A hybrid isogeometric and finite element method: NURBS-enhanced finite element method for hexahedral meshes (NEFEM-HEX)

TL;DR

This paper introduces a NURBS-enhanced finite element method for hexahedral meshes that combines geometric accuracy with computational efficiency, enabling improved simulations of complex 3D domains.

Contribution

It develops a novel hybrid approach integrating NURBS boundary representation into finite element analysis with specialized quadrature and interpolation techniques.

Findings

The method achieves optimal a priori error estimates in the $H^{1}$ norm.

Numerical results validate the theoretical error bounds.
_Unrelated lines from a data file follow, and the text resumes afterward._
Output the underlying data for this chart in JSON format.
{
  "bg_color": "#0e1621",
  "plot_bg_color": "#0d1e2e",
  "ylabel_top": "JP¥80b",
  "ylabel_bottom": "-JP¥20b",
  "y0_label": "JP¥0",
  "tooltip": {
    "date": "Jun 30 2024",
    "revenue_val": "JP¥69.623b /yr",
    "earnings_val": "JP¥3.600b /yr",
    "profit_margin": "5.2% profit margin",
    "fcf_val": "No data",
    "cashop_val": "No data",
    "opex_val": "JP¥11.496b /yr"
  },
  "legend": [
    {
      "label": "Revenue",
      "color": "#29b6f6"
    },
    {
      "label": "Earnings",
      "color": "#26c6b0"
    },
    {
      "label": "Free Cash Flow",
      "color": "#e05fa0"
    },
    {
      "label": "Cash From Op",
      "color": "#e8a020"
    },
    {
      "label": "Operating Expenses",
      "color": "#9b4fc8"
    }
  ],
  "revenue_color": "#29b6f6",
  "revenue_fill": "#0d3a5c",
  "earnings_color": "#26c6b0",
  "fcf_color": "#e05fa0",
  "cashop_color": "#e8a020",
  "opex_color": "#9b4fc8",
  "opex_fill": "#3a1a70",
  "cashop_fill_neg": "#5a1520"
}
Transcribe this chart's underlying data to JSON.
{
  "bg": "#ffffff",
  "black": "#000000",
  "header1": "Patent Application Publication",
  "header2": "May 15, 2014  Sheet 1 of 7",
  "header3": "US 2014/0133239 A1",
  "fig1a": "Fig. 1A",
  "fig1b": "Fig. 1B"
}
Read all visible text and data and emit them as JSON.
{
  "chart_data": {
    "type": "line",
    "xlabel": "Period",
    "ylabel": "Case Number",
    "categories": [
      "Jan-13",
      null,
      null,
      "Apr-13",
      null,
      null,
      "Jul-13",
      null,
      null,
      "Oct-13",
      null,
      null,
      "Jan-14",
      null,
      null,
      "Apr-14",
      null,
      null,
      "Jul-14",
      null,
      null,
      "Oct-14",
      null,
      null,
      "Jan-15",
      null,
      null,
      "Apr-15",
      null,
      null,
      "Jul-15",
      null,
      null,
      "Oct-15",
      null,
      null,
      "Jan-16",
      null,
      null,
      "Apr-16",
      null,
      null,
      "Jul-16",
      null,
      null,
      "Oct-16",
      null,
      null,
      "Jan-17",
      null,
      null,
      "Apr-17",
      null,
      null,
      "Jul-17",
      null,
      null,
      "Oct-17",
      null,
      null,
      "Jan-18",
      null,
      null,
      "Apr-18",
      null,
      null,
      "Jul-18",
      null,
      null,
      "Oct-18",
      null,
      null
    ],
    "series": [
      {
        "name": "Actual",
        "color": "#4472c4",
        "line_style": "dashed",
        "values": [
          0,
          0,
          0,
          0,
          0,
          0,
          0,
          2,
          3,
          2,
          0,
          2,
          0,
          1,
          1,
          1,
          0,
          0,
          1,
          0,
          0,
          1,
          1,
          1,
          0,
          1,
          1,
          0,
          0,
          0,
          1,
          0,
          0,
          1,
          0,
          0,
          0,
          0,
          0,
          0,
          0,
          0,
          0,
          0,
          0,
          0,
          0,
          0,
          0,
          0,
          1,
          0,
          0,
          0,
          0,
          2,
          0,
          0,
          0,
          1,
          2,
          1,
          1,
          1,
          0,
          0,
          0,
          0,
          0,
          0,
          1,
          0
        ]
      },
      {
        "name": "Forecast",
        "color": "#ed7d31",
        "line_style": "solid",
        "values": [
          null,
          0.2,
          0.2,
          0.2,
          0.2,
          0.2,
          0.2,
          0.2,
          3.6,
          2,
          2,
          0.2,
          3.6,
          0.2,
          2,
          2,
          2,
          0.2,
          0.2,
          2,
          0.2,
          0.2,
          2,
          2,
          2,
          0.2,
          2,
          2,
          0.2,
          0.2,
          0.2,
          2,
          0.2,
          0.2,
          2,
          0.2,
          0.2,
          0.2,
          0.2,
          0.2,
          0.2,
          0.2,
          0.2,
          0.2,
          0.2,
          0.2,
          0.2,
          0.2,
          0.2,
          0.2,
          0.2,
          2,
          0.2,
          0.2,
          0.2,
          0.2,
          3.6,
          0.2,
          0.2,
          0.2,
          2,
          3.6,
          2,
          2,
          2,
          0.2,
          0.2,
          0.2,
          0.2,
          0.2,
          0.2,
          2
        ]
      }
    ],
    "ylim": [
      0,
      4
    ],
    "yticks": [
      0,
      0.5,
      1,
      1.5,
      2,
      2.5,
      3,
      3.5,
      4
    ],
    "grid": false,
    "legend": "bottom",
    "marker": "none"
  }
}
The approach enhances simulation accuracy over complex geometries.

Abstract

In this paper, we present a NURBS-enhanced finite element method that integrates the NURBS-based boundary representation of a geometric domain into a standard finite element framework for hexahedral meshes. We decompose an open, bounded, convex three-dimensional domain with a NURBS boundary into two parts, define NURBS-enhanced finite elements over the boundary layer, and use piecewise-linear Lagrange finite elements in the interior region. We introduce a special quadrature rule and a stable interpolation operator for the NURBS-enhanced elements. We discuss how the h-refinement in finite element analysis and the knot insertion in isogeometric analysis can be utilized in the refinement of the NURBS-enhanced elements. To illustrate an application of our methodology, we utilize a generic weak formulation of a second-order linear elliptic boundary value problem and derive a priori error estimates in the $H^{1}$ norm. In addition, we use the Poisson problem as a model problem and provide numerical results that support the theoretical results. The proposed methodology combines the efficiency of finite element analysis with the geometric precision of NURBS, and may enable more accurate and efficient simulations over complex geometries.